Аркадий оглядывается. На берегу доярка. Но не Торшиха, другая. Он берет кусок хлеба. И, поблагодарив девушку, снова лезет в воду.
Время клонится к вечеру. Стало смеркаться. Аркадий не видел, как проснувшийся майор досадливо поморщился. И, одевшись, пошел к выгону, воровато озираясь.
Неловко. Но в воду лезть не хочется. Да и что в ней? Был бы толк! А то искать то, что не терял, что выкинуто четыре года назад, смешно. И он не хотел быть посмешищем в глазах доярок, а через них и в глазах жителей села.

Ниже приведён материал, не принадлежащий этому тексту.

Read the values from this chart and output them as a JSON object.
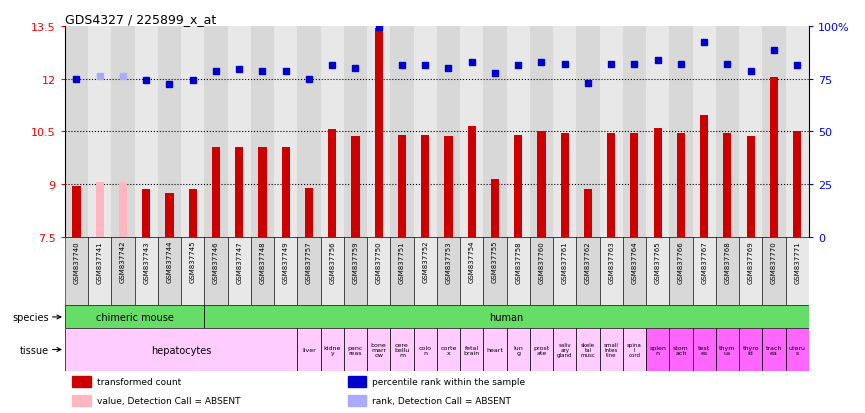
{
  "title": "GDS4327 / 225899_x_at",
  "samples": [
    "GSM837740",
    "GSM837741",
    "GSM837742",
    "GSM837743",
    "GSM837744",
    "GSM837745",
    "GSM837746",
    "GSM837747",
    "GSM837748",
    "GSM837749",
    "GSM837757",
    "GSM837756",
    "GSM837759",
    "GSM837750",
    "GSM837751",
    "GSM837752",
    "GSM837753",
    "GSM837754",
    "GSM837755",
    "GSM837758",
    "GSM837760",
    "GSM837761",
    "GSM837762",
    "GSM837763",
    "GSM837764",
    "GSM837765",
    "GSM837766",
    "GSM837767",
    "GSM837768",
    "GSM837769",
    "GSM837770",
    "GSM837771"
  ],
  "bar_values": [
    8.95,
    9.05,
    9.05,
    8.85,
    8.75,
    8.85,
    10.05,
    10.05,
    10.05,
    10.05,
    8.88,
    10.55,
    10.35,
    13.45,
    10.4,
    10.4,
    10.35,
    10.65,
    9.15,
    10.4,
    10.5,
    10.45,
    8.85,
    10.45,
    10.45,
    10.6,
    10.45,
    10.95,
    10.45,
    10.35,
    12.05,
    10.5
  ],
  "bar_absent": [
    false,
    true,
    true,
    false,
    false,
    false,
    false,
    false,
    false,
    false,
    false,
    false,
    false,
    false,
    false,
    false,
    false,
    false,
    false,
    false,
    false,
    false,
    false,
    false,
    false,
    false,
    false,
    false,
    false,
    false,
    false,
    false
  ],
  "dot_values": [
    12.0,
    12.08,
    12.08,
    11.95,
    11.85,
    11.95,
    12.22,
    12.28,
    12.22,
    12.22,
    12.0,
    12.38,
    12.3,
    13.48,
    12.38,
    12.38,
    12.3,
    12.48,
    12.15,
    12.38,
    12.48,
    12.42,
    11.88,
    12.42,
    12.42,
    12.52,
    12.42,
    13.05,
    12.42,
    12.22,
    12.82,
    12.38
  ],
  "dot_absent": [
    false,
    true,
    true,
    false,
    false,
    false,
    false,
    false,
    false,
    false,
    false,
    false,
    false,
    false,
    false,
    false,
    false,
    false,
    false,
    false,
    false,
    false,
    false,
    false,
    false,
    false,
    false,
    false,
    false,
    false,
    false,
    false
  ],
  "ylim": [
    7.5,
    13.5
  ],
  "yticks": [
    7.5,
    9.0,
    10.5,
    12.0,
    13.5
  ],
  "ytick_labels": [
    "7.5",
    "9",
    "10.5",
    "12",
    "13.5"
  ],
  "dotted_lines": [
    9.0,
    10.5,
    12.0
  ],
  "right_yticks_pct": [
    0,
    25,
    50,
    75,
    100
  ],
  "right_ytick_labels": [
    "0",
    "25",
    "50",
    "75",
    "100%"
  ],
  "bar_color": "#cc0000",
  "bar_absent_color": "#ffb6c1",
  "dot_color": "#0000cc",
  "dot_absent_color": "#aaaaff",
  "col_bg_even": "#d8d8d8",
  "col_bg_odd": "#e8e8e8",
  "species_blocks": [
    {
      "label": "chimeric mouse",
      "start": 0,
      "end": 6,
      "color": "#66dd66"
    },
    {
      "label": "human",
      "start": 6,
      "end": 32,
      "color": "#66dd66"
    }
  ],
  "tissue_blocks": [
    {
      "label": "hepatocytes",
      "start": 0,
      "end": 10,
      "color": "#ffccff",
      "fs": 7
    },
    {
      "label": "liver",
      "start": 10,
      "end": 11,
      "color": "#ffccff",
      "fs": 4.5
    },
    {
      "label": "kidne\ny",
      "start": 11,
      "end": 12,
      "color": "#ffccff",
      "fs": 4.5
    },
    {
      "label": "panc\nreas",
      "start": 12,
      "end": 13,
      "color": "#ffccff",
      "fs": 4.5
    },
    {
      "label": "bone\nmarr\now",
      "start": 13,
      "end": 14,
      "color": "#ffccff",
      "fs": 4.5
    },
    {
      "label": "cere\nbellu\nm",
      "start": 14,
      "end": 15,
      "color": "#ffccff",
      "fs": 4.5
    },
    {
      "label": "colo\nn",
      "start": 15,
      "end": 16,
      "color": "#ffccff",
      "fs": 4.5
    },
    {
      "label": "corte\nx",
      "start": 16,
      "end": 17,
      "color": "#ffccff",
      "fs": 4.5
    },
    {
      "label": "fetal\nbrain",
      "start": 17,
      "end": 18,
      "color": "#ffccff",
      "fs": 4.5
    },
    {
      "label": "heart",
      "start": 18,
      "end": 19,
      "color": "#ffccff",
      "fs": 4.5
    },
    {
      "label": "lun\ng",
      "start": 19,
      "end": 20,
      "color": "#ffccff",
      "fs": 4.5
    },
    {
      "label": "prost\nate",
      "start": 20,
      "end": 21,
      "color": "#ffccff",
      "fs": 4.5
    },
    {
      "label": "saliv\nary\ngland",
      "start": 21,
      "end": 22,
      "color": "#ffccff",
      "fs": 4.0
    },
    {
      "label": "skele\ntal\nmusc",
      "start": 22,
      "end": 23,
      "color": "#ffccff",
      "fs": 4.0
    },
    {
      "label": "small\nintes\ntine",
      "start": 23,
      "end": 24,
      "color": "#ffccff",
      "fs": 4.0
    },
    {
      "label": "spina\nl\ncord",
      "start": 24,
      "end": 25,
      "color": "#ffccff",
      "fs": 4.0
    },
    {
      "label": "splen\nn",
      "start": 25,
      "end": 26,
      "color": "#ff66ff",
      "fs": 4.5
    },
    {
      "label": "stom\nach",
      "start": 26,
      "end": 27,
      "color": "#ff66ff",
      "fs": 4.5
    },
    {
      "label": "test\nes",
      "start": 27,
      "end": 28,
      "color": "#ff66ff",
      "fs": 4.5
    },
    {
      "label": "thym\nus",
      "start": 28,
      "end": 29,
      "color": "#ff66ff",
      "fs": 4.5
    },
    {
      "label": "thyro\nid",
      "start": 29,
      "end": 30,
      "color": "#ff66ff",
      "fs": 4.5
    },
    {
      "label": "trach\nea",
      "start": 30,
      "end": 31,
      "color": "#ff66ff",
      "fs": 4.5
    },
    {
      "label": "uteru\ns",
      "start": 31,
      "end": 32,
      "color": "#ff66ff",
      "fs": 4.5
    }
  ],
  "legend_items": [
    {
      "label": "transformed count",
      "color": "#cc0000"
    },
    {
      "label": "percentile rank within the sample",
      "color": "#0000cc"
    },
    {
      "label": "value, Detection Call = ABSENT",
      "color": "#ffb6c1"
    },
    {
      "label": "rank, Detection Call = ABSENT",
      "color": "#aaaaff"
    }
  ]
}
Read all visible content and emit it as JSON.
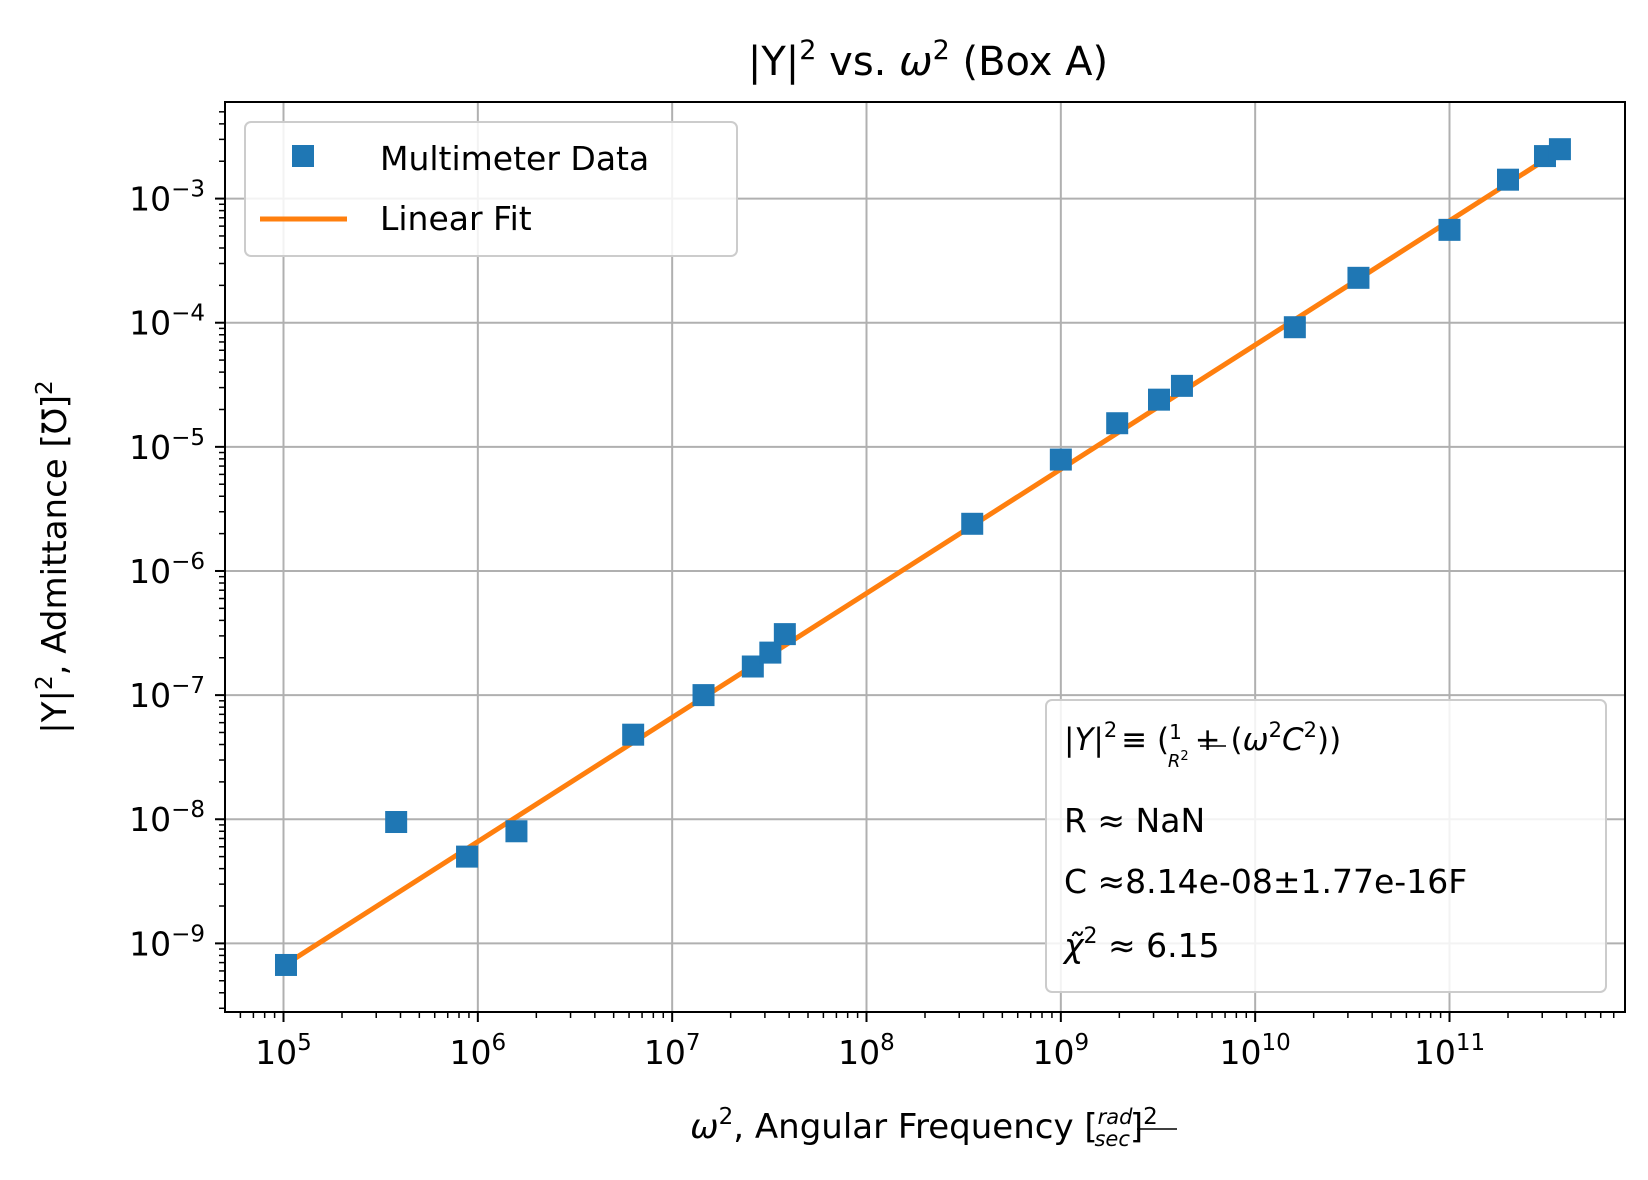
{
  "chart_data": {
    "type": "scatter",
    "title": {
      "base": "|Y|",
      "sup": "2",
      "mid": " vs. ",
      "omega": "ω",
      "omega_sup": "2",
      "tail": " (Box A)"
    },
    "xlabel": {
      "omega": "ω",
      "sup": "2",
      "text": ", Angular Frequency [",
      "frac_num": "rad",
      "frac_den": "sec",
      "close": "]",
      "close_sup": "2"
    },
    "ylabel": {
      "base": "|Y|",
      "sup": "2",
      "text": ", Admittance [℧]",
      "close_sup": "2"
    },
    "xscale": "log",
    "yscale": "log",
    "xlim": [
      50000,
      800000000000
    ],
    "ylim": [
      2.8e-10,
      0.006
    ],
    "grid": true,
    "x_ticks": [
      {
        "value": 100000,
        "base": "10",
        "exp": "5"
      },
      {
        "value": 1000000,
        "base": "10",
        "exp": "6"
      },
      {
        "value": 10000000,
        "base": "10",
        "exp": "7"
      },
      {
        "value": 100000000,
        "base": "10",
        "exp": "8"
      },
      {
        "value": 1000000000,
        "base": "10",
        "exp": "9"
      },
      {
        "value": 10000000000,
        "base": "10",
        "exp": "10"
      },
      {
        "value": 100000000000,
        "base": "10",
        "exp": "11"
      }
    ],
    "y_ticks": [
      {
        "value": 1e-09,
        "base": "10",
        "exp": "−9"
      },
      {
        "value": 1e-08,
        "base": "10",
        "exp": "−8"
      },
      {
        "value": 1e-07,
        "base": "10",
        "exp": "−7"
      },
      {
        "value": 1e-06,
        "base": "10",
        "exp": "−6"
      },
      {
        "value": 1e-05,
        "base": "10",
        "exp": "−5"
      },
      {
        "value": 0.0001,
        "base": "10",
        "exp": "−4"
      },
      {
        "value": 0.001,
        "base": "10",
        "exp": "−3"
      }
    ],
    "series": [
      {
        "name": "Multimeter Data",
        "kind": "marker",
        "color": "#1f77b4",
        "marker": "square",
        "points": [
          {
            "x": 103000,
            "y": 6.7e-10
          },
          {
            "x": 380000,
            "y": 9.5e-09
          },
          {
            "x": 880000,
            "y": 5e-09
          },
          {
            "x": 1580000,
            "y": 8e-09
          },
          {
            "x": 6300000,
            "y": 4.8e-08
          },
          {
            "x": 14500000,
            "y": 1e-07
          },
          {
            "x": 26000000,
            "y": 1.7e-07
          },
          {
            "x": 32000000,
            "y": 2.2e-07
          },
          {
            "x": 38000000,
            "y": 3.1e-07
          },
          {
            "x": 350000000,
            "y": 2.4e-06
          },
          {
            "x": 1000000000,
            "y": 7.9e-06
          },
          {
            "x": 1950000000,
            "y": 1.55e-05
          },
          {
            "x": 3200000000,
            "y": 2.4e-05
          },
          {
            "x": 4200000000,
            "y": 3.1e-05
          },
          {
            "x": 16000000000,
            "y": 9.2e-05
          },
          {
            "x": 34000000000,
            "y": 0.00023
          },
          {
            "x": 100000000000,
            "y": 0.00056
          },
          {
            "x": 200000000000,
            "y": 0.00142
          },
          {
            "x": 310000000000,
            "y": 0.0022
          },
          {
            "x": 370000000000,
            "y": 0.0025
          }
        ]
      },
      {
        "name": "Linear Fit",
        "kind": "line",
        "color": "#ff7f0e",
        "points": [
          {
            "x": 103000,
            "y": 6.8e-10
          },
          {
            "x": 370000000000,
            "y": 0.00245
          }
        ]
      }
    ],
    "legend": {
      "position": "top-left"
    },
    "annotation": {
      "position": "bottom-right",
      "eq": {
        "lhs": "|Y|",
        "lhs_sup": "2",
        "equiv": "≡ (",
        "frac_num": "1",
        "frac_den": "R",
        "frac_den_sup": "2",
        "plus": "+ (",
        "omega": "ω",
        "omega_sup": "2",
        "c": "C",
        "c_sup": "2",
        "close": "))"
      },
      "r_line": "R ≈ NaN",
      "c_line": "C ≈8.14e-08±1.77e-16F",
      "chi_sym": "χ̃",
      "chi_sup": "2",
      "chi_rest": " ≈ 6.15"
    }
  }
}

Доярка не ушла, сидит на берегу. Смотрит на Аркадия. Молчит. Тот корягу силится приподнять. Рывками. Вода немного помогает.
«Через час совсем темно будет», — думает Аня Лаврова и встает, чтоб успеть к выгону до наступления темноты. Хотела сказать, что она уходит. Как вдруг заметила на корне перевернутой им коряги налипшую тряпку. Аркадий полез за ней. Схватил. Аня тут же ахнула. Остатки телогрейки! Брезентовый подклад! Совсем целый. Вот только вата на спине вся сгнила. И воротник едва держится на одном дыхании. Яровой выходит на берег, улыбаясь. Тяжела находка. И ощупывает. Видимо, не ошибся. Вспарывает прошитый провощенной ниткой брезентовый подклад. Оттуда вода выливается на колени. Аня с любопытством через плечо смотрит. Аркадий достает из подклада пухлые свертки. Вот один. Клеенка. Потом резина. А потом — деньги! Пачки! У доярки даже дух перехватило. Сколько здесь! Ого! За десять лет ее работы столько не наберешь! А в этом… Кольца! Перстни! Камни огоньками горят. А в этом? Тоже деньги!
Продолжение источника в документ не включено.